See the Project FeederWatch guidelines for feeding birds in your yard and more tips on backyard birds.

  • Cool Facts
    • Energetic models suggest that a half-ounce chickadee needs to eat about 10 calories per day to survive. That’s equivalent to about one-twentieth of an ounce of peanut butter.
    • Chickadees will busily store food for later when they find a ready supply, such as your bird feeder. If you offer them sunflower seeds they’ll usually shell the seed first by holding it between their feet and hammering it apart with their beak. Then they'll fly off to stash it.

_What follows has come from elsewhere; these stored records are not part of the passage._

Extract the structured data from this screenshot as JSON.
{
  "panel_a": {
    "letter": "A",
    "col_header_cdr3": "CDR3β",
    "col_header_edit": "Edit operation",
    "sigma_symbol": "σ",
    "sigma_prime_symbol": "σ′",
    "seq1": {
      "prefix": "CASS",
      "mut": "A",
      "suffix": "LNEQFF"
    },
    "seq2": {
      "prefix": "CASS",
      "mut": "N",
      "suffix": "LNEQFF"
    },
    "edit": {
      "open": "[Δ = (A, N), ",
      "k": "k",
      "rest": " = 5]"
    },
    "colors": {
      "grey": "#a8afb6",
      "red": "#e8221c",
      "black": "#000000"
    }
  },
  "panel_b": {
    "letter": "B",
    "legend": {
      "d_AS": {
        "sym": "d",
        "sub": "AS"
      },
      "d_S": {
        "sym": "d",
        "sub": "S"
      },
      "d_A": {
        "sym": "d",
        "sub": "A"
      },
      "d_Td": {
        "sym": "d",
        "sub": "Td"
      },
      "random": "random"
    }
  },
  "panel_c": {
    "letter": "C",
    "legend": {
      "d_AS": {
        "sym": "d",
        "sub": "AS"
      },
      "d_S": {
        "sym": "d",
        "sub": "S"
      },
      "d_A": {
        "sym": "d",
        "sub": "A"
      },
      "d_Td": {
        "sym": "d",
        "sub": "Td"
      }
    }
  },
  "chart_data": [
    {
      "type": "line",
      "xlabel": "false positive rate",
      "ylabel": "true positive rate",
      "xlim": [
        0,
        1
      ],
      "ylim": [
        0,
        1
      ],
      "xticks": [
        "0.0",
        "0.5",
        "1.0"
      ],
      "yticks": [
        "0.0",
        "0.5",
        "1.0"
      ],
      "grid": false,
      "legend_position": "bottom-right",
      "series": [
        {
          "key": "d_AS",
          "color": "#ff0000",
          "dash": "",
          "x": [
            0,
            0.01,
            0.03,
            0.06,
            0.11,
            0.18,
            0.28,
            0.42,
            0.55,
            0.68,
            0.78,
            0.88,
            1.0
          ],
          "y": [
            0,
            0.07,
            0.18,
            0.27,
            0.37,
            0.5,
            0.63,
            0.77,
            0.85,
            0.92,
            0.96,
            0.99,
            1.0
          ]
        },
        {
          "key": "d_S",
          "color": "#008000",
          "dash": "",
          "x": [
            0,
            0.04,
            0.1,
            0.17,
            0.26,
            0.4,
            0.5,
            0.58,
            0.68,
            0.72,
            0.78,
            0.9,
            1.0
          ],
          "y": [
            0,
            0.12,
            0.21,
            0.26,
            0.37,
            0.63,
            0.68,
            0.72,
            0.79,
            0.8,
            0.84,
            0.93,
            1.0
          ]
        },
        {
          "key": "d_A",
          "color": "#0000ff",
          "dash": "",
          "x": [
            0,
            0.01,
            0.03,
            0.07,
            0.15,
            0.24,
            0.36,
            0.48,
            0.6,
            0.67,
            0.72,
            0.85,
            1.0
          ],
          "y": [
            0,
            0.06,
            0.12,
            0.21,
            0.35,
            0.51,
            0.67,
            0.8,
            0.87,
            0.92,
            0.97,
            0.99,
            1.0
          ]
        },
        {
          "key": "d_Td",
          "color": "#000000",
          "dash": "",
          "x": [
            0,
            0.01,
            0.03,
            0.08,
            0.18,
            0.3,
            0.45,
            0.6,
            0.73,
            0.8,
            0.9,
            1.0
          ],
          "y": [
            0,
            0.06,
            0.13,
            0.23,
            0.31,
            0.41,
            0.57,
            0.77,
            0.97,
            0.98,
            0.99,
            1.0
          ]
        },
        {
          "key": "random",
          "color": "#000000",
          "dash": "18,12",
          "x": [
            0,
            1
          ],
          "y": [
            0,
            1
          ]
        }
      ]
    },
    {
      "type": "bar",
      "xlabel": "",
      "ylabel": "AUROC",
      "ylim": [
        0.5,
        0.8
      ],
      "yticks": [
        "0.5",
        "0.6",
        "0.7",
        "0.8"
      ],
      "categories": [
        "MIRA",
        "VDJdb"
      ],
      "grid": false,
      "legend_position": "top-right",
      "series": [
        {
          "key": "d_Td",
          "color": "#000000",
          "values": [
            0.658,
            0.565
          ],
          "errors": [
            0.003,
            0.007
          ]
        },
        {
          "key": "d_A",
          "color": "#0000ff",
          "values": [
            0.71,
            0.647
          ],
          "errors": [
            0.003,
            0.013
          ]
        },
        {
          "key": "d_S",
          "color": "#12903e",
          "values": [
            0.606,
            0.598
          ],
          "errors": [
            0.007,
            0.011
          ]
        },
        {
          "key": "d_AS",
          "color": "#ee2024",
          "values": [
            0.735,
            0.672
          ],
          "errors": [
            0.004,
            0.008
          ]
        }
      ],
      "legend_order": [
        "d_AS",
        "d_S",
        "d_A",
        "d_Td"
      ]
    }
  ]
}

    • The evergreen forests of the Western mountains periodically suffer massive outbreaks of tree-killing insects such as bark beetles and needle miners. When this happens, it’s all-you-can-eat for Mountain Chickadees. During a lodgepole needle miner outbreak in Arizona, one chickadee was found with 275 of the tiny caterpillars in its stomach at one time.
    • Mountain Chickadees incubate their eggs almost a full week longer than their near-twins, the Black-capped Chickadees do. Some scientists think this is an evolutionary change that’s been made possible by Mountain Chickadees’ tendency to nest inside harder-walled trees, which are safer from predators.
    • The oldest recorded Mountain Chickadee was a male and at least 10 years, 1 month old when he was identified alive in the wild in Utah in 1974. He was originally banded there in 1965.